Under the hood of a Panasas 3100
28 December 2008
1,586 views
4 Comments
I recently picked up a gently used, off-lease Panasas ActiveStor 3100 Parallel Storage Cluster from eBay. The unit powers on and I have been able to console in to the management and storage blades. The next step is to bring the cluster online and learn more about the activeScale operating environment (which appears FreeBSD based..) and the PanFS parallel file system. Documentation online is scarce without an active support contract with Panasas. Look here for updates as they happen.


































Hi Neal,
Did you ever get the Panasas up and running?
Regards,
Casey DuBois
xxxx-xxx-xxxx Direct
Hi Casey,
I did get the chance to tinker with it a little bit before it got put in storage for the move.
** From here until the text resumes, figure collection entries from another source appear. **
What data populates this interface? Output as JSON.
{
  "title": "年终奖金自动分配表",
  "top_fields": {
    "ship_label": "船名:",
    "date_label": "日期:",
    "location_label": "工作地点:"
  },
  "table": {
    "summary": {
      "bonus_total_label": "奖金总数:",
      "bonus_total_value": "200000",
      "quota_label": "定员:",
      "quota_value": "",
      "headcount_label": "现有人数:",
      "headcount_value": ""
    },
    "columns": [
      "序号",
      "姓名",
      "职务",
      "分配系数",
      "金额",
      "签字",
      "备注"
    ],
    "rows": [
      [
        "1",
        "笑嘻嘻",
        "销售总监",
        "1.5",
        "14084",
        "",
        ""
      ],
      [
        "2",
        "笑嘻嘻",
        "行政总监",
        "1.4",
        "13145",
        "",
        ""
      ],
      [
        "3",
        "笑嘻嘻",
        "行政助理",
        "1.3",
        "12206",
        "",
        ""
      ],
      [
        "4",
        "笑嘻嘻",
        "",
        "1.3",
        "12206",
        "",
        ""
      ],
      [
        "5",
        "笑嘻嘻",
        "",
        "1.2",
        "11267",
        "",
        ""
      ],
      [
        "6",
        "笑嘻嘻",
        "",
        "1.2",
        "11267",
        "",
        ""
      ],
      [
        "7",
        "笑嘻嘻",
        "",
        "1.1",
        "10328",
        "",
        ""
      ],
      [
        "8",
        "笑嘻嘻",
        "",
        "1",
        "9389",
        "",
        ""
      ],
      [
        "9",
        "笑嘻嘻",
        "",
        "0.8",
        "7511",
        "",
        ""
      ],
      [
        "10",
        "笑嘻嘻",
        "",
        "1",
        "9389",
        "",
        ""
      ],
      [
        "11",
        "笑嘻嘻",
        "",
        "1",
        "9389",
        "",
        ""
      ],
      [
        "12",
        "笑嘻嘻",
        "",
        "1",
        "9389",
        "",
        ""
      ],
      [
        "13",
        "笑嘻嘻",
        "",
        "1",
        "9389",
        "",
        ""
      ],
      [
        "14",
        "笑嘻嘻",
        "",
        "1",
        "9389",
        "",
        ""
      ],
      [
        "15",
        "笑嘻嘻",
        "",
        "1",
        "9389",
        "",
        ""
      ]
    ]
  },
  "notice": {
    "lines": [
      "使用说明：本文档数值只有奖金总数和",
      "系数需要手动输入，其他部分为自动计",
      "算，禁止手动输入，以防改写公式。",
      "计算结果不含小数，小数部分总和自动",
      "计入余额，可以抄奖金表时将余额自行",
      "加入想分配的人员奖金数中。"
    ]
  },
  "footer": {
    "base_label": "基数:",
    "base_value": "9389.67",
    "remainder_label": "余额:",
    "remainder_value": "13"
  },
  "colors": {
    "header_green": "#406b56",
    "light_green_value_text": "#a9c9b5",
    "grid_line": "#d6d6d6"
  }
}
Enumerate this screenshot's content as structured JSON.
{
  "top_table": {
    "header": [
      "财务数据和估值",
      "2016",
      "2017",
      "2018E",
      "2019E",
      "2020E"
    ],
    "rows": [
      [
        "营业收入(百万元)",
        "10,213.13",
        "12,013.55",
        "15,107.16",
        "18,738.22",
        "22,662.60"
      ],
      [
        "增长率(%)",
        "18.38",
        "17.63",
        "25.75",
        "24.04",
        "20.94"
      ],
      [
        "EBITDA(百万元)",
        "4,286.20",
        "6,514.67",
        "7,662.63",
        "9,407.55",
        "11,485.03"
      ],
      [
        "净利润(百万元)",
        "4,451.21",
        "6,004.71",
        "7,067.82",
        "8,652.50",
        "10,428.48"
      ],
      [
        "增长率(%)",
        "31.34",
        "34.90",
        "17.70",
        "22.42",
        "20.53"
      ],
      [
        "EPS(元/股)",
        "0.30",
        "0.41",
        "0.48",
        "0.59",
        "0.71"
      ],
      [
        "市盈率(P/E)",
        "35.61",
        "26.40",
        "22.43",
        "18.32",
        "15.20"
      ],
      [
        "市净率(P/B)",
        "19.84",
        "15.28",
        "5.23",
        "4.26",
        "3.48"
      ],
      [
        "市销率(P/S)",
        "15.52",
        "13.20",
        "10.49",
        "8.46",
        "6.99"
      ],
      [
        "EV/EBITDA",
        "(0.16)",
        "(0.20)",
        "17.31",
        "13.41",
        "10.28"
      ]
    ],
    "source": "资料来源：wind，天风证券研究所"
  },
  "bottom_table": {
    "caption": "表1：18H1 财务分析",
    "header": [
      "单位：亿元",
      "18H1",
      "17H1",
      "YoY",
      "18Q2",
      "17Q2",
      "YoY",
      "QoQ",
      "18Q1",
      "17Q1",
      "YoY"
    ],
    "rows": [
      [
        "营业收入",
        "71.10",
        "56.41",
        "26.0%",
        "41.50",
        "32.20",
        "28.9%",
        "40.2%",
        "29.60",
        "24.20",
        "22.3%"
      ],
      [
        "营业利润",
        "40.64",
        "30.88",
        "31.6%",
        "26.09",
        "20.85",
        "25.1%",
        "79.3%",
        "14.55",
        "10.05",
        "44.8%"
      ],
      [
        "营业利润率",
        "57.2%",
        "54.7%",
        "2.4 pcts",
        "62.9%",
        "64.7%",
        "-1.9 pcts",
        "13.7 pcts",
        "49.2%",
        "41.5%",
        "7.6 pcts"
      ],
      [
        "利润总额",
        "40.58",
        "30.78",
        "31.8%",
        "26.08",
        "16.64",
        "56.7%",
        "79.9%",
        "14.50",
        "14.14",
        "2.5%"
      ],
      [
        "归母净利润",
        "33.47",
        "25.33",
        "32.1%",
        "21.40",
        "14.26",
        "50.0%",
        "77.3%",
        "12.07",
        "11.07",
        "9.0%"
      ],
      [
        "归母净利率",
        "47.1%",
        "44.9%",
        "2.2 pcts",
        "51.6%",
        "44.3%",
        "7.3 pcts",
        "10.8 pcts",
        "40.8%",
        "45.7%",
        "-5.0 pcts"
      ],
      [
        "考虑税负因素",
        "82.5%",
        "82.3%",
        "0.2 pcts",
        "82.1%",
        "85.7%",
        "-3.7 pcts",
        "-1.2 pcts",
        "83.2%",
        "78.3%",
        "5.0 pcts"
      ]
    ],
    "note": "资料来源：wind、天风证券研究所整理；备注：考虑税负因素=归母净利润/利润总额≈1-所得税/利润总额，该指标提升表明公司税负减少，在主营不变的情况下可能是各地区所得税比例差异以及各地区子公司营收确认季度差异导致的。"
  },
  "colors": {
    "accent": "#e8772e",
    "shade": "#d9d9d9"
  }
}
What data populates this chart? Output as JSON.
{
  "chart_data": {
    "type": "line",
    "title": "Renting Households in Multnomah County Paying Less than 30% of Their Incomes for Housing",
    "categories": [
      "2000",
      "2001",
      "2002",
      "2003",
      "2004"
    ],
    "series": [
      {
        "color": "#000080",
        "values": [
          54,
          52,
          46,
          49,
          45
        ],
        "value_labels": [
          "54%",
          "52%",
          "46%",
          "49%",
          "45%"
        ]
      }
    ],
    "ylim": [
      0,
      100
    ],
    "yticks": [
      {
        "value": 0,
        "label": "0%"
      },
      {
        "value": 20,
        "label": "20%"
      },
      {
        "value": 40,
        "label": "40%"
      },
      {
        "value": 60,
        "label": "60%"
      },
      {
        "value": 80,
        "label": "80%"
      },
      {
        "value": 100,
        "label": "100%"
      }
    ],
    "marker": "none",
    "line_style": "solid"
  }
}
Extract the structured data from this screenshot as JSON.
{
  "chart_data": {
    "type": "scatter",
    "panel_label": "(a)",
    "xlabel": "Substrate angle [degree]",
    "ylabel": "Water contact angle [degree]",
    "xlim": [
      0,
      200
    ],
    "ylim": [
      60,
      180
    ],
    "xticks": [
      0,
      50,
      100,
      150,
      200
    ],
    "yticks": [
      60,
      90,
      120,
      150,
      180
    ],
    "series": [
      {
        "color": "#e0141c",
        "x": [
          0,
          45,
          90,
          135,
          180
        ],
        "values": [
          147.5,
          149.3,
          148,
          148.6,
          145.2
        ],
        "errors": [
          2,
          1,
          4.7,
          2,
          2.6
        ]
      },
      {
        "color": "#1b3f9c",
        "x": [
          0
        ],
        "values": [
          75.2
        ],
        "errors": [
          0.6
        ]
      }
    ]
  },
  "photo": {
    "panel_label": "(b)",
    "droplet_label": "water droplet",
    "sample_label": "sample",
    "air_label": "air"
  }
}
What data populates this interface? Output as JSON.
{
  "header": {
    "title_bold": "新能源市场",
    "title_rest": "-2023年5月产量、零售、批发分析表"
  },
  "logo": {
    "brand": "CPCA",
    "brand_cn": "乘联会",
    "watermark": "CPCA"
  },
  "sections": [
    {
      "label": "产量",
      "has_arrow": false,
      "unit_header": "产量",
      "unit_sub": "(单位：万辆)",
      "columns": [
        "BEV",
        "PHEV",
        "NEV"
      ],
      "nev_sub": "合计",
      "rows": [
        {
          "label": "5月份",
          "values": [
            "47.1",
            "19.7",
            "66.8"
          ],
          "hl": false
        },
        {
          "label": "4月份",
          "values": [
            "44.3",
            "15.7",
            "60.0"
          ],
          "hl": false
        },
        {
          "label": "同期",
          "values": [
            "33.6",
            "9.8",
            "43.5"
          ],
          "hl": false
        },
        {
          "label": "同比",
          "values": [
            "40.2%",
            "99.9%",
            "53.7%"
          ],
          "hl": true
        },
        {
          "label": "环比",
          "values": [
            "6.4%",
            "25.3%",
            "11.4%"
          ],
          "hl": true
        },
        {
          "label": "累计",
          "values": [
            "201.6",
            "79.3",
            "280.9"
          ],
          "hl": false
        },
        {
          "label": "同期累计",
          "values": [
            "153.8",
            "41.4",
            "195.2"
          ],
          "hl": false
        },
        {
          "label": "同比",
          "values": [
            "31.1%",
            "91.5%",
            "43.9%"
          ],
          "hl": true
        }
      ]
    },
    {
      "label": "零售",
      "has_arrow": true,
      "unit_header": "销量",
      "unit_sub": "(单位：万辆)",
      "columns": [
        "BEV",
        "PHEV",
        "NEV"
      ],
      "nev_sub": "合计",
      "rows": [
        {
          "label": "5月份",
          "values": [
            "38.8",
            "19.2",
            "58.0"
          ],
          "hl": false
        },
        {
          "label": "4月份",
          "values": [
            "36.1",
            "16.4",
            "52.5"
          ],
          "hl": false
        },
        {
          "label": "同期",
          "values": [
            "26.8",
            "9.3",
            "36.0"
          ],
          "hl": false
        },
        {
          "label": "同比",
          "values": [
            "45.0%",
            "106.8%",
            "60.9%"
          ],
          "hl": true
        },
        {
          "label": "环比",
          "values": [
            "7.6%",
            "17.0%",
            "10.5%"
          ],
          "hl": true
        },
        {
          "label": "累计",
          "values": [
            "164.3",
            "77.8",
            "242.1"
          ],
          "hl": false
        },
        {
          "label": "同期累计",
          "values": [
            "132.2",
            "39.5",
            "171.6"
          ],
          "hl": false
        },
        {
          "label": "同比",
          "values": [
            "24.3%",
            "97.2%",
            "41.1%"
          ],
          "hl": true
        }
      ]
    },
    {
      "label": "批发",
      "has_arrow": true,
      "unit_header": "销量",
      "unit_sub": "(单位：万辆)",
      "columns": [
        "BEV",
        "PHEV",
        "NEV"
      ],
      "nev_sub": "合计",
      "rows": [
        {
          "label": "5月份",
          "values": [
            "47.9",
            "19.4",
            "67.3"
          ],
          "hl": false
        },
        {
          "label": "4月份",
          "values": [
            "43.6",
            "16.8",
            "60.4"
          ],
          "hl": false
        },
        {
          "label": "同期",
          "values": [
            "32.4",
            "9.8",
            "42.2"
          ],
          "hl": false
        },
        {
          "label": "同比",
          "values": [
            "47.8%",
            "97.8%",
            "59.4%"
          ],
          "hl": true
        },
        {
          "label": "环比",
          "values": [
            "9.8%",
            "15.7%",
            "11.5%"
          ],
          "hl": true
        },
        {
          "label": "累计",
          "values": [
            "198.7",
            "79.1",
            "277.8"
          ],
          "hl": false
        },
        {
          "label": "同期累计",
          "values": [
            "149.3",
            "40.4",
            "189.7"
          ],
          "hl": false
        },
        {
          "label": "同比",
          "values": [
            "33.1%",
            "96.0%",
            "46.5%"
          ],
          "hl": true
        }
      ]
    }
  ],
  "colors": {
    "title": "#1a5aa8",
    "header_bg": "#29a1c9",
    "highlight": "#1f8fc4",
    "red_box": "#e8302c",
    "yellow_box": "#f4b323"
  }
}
Anything in particular you were looking for?
- Neal
Hi Neal,
Thanks for the reply.
My company has received quantities of Panasas arrays in the past and I’ve always held out hope that they could be re purposed with some flavor of Linux. I was just hoping that you had made some progress that I could use on the next batch we get.
Regards,
Casey
Hi Casey,
From what I recall, the OS is FreeBSD based.. console access is via the serial port on the front of each device… they have two IDE connections but generally only room enough for one 3.5 inch drive? There doesn’t seem to be an easy way to boot up via a CD so the only options I could think of were to boot over the network or swap out the drives with say a IDE to CF adapter or IDE to USB and go that route. Once the proper drivers / devices are determined for disk and network it gets a little easier with a recent linux kernel.
Once you are able to boot into a basic enough shell with the right drivers you can pull down and install anything you want that works with the hardware.. I never got far enough to learn any more about the back-plane or how to monitor / interact with anything else..
If you have any further information on the hardware (who manufactures the blades and chassis) that would be helpful.